如何在两个不同的域中共享PHP会话

Question

Well, here it goes.

My client recently buy an SSL Certificate for the domain1.net. Weeks later, he bought the domain1.com, which he thinks is better.

Now, he wants to use the domain1.com but I can't move the certificate from domain1.net to domain1.com because the time for this has expired.

So, the client navigate in domain1.com, and when he needs to login or put credit card information, I redirect to https://domain1.net . But I need to share the PHP $_SESSION between this 2 domains.

How can I do this? Any ideas? Thank's!

Answer 1

您可以将会话数据放入缓存，这两个域都应该可以访问该缓存（不确定幕后有多少服务器），然后在重定向发生后从缓存中检索会话数据。

Answer 2

You are pretty much out of luck with using $_SESSION functionality I would think. The problem being that you will not be able to pass the session id cookie between the two different domains (you could pass between two subdomains by controlling the cookies domain). You could try passing the session id in the query string, but who wants to do that.
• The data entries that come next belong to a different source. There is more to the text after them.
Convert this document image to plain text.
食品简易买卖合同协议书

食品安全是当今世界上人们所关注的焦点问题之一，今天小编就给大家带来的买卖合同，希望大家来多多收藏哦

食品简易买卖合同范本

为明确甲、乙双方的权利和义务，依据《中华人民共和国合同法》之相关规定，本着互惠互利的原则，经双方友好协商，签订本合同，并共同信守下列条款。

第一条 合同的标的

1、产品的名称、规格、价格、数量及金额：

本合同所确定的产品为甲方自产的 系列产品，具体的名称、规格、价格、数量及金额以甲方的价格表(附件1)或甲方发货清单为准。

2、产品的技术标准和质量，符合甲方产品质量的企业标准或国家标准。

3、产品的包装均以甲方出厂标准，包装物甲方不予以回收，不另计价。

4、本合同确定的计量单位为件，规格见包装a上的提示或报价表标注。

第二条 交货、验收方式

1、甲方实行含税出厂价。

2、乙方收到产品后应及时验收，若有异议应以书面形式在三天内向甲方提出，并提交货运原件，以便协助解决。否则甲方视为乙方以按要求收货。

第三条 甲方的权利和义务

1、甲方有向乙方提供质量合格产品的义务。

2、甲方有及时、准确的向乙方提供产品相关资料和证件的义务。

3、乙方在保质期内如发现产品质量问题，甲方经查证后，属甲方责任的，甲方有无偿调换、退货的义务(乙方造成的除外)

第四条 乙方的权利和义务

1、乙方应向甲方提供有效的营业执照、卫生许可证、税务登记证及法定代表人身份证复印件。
You could implement you own backend logic to store information common to the two domains, but I would think this would require your own token system to authenticate users to your session id replacement when moving back and forth between domains.

Your best option is to tell your client he needs to buy a cert on the .com domain. Either that or he can pay you a significantly greater amount to build you own customized pseudo-session system.

Answer 3

You cannot do that, (thank God).

You have to find a other way to exchange data:

• Perhaps the 2 sites are on the same server, and can have access to a common directory. /tmp for example, thats where the default session files are also.
• If not on the same server, use ftp, http or another protocol to exchange the data.

Of course, the most easy solution is to buy a new certificate (for a few dollars a year its yours) and merge the sites together.

Answer 4

There is a long way here

Create a php file(share.php) as following in both domains, data is shared by this method

<?php session_start();
echo json_encode($_SESSION);
?>

Now create another file, better to use as include, on another domain for receiving session data

<?php session_start();
$abc = file_get_contents('http://domain1.com/share.php');
$obj = json_decode($abc);

print_r($obj);

?>

print_r will show you whole session data of another server in this way. Use combination of objects and arrays to access all elements. If you need to overwrite this server's session use this code instead of print_r

<?php

foreach($obj as $key => $value){
$_SESSION[$key] = $value;
}

?>

Answer 5

Do you need the session data or just some login information? In either case, you can serialize $_SESSION (http://php.net/manual/en/function.serialize.php) or store it however you want in a database. Add a primary key and a "secret" field which you can fill with rand(0,1000000000);

Then when you link to the website, pass the primary key and the secret number and use this to fetch the session information from the database.